Valeri’s photography also changes the rules. Over the years, Valeri has created striking portraits of models, actors, designers, musicians and athletes, people who typically are comfortable in their own skins. Sometimes he purposely exaggerates the eroticism of symbolism. Le Ali (The Wings) portrays English supermodel Naomi Campbell as an avenging angel. Kneeling and naked, she looks back at the viewer in defiance. The outsized wings of the Annunciation are blackened and ominous. Presenting a different mood, La Rosa (The Rose) is an exaggeratedly romantic interpretation of Valentino Rossi, the world champion motorbike rider. The red rose held by his teeth mimics the sensuality of his lips. Such public figures have been photographed thousands of times, but Valeri projects a different gaze on his models. Here we have a subtle battle between the public icon and thorny iconography.

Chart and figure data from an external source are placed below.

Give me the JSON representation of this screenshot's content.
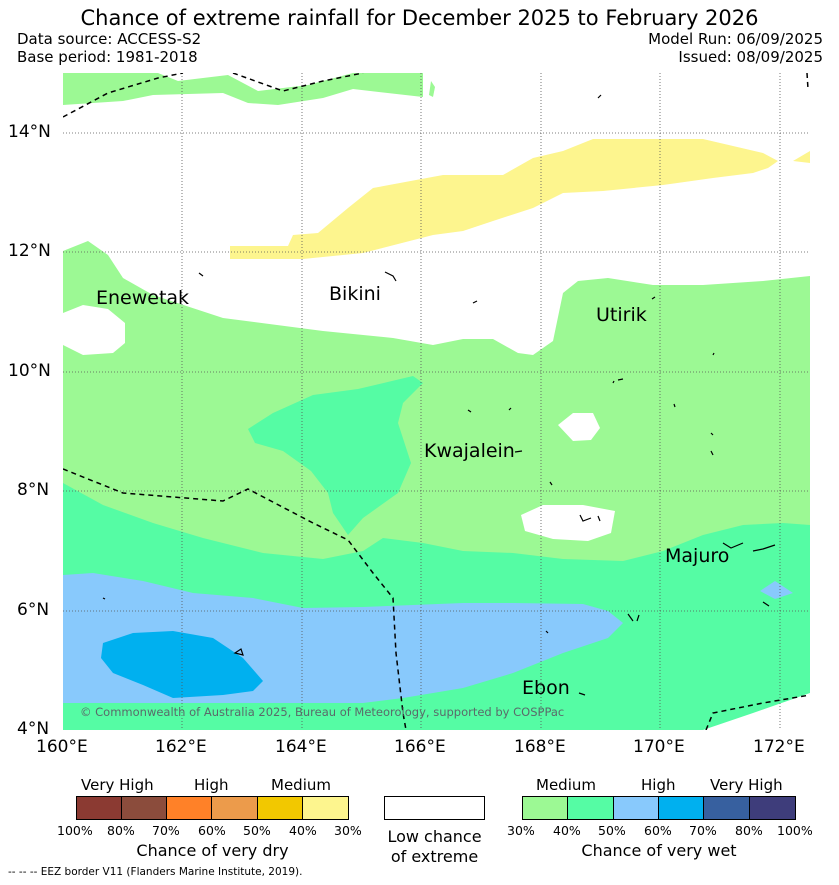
{
  "title": "Chance of extreme rainfall for December 2025 to February 2026",
  "data_source": "Data source: ACCESS-S2",
  "base_period": "Base period: 1981-2018",
  "model_run": "Model Run: 06/09/2025",
  "issued": "Issued: 08/09/2025",
  "lat_labels": [
    "14°N",
    "12°N",
    "10°N",
    "8°N",
    "6°N",
    "4°N"
  ],
  "lon_labels": [
    "160°E",
    "162°E",
    "164°E",
    "166°E",
    "168°E",
    "170°E",
    "172°E"
  ],
  "places": {
    "enewetak": "Enewetak",
    "bikini": "Bikini",
    "utirik": "Utirik",
    "kwajalein": "Kwajalein",
    "majuro": "Majuro",
    "ebon": "Ebon"
  },
  "copyright": "© Commonwealth of Australia 2025, Bureau of Meteorology, supported by COSPPac",
  "colors": {
    "dry": [
      "#8b3a32",
      "#8b4c3c",
      "#ff8128",
      "#ec9b4b",
      "#f2c800",
      "#fdf58e"
    ],
    "wet": [
      "#9cf994",
      "#55fca4",
      "#88c9fc",
      "#00b0ef",
      "#37609f",
      "#3e3d7b"
    ],
    "low": "#ffffff"
  },
  "legend": {
    "dry_groups": [
      "Very High",
      "High",
      "Medium"
    ],
    "dry_pcts": [
      "100%",
      "80%",
      "70%",
      "60%",
      "50%",
      "40%",
      "30%"
    ],
    "dry_caption": "Chance of very dry",
    "low_caption": "Low chance of extreme",
    "wet_groups": [
      "Medium",
      "High",
      "Very High"
    ],
    "wet_pcts": [
      "30%",
      "40%",
      "50%",
      "60%",
      "70%",
      "80%",
      "100%"
    ],
    "wet_caption": "Chance of very wet"
  },
  "eez_note": "--  --  -- EEZ border V11 (Flanders Marine Institute, 2019)."
}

Many of Valeri’s silver gelatin prints are enlarged to extreme formats. In his most recent black and white photographs, the human body is transformed into a landscape of peaks and hidden valleys. Reclining nudes become compositions in which deep shadows contaminate the light. Feminine curves are highlighted by gestural brushstrokes in ivory-coloured paint, with a texture like zabaglione. Marks scratched into the surface of the prints resemble the slash of a panther’s claws.

Rembrandt’s Reverse is Valeri’s totemic image of the head of a man, shown symmetrical and face-on. It suggests the minimalism of a skull. Using light to exaggerate the bones and the blackness of the facial features, the holes of the eyes and mouth become vacuums. This image is blown up beyond nature. Its size is explosive. But it is not merely the portrait of a man.

“It shows the shadows of communication,” explains Alessandro Valeri. “In this image, you can only see the darkness of the eyes, the nose and the mouth.  So it is a portrait about sight, breath and speech.”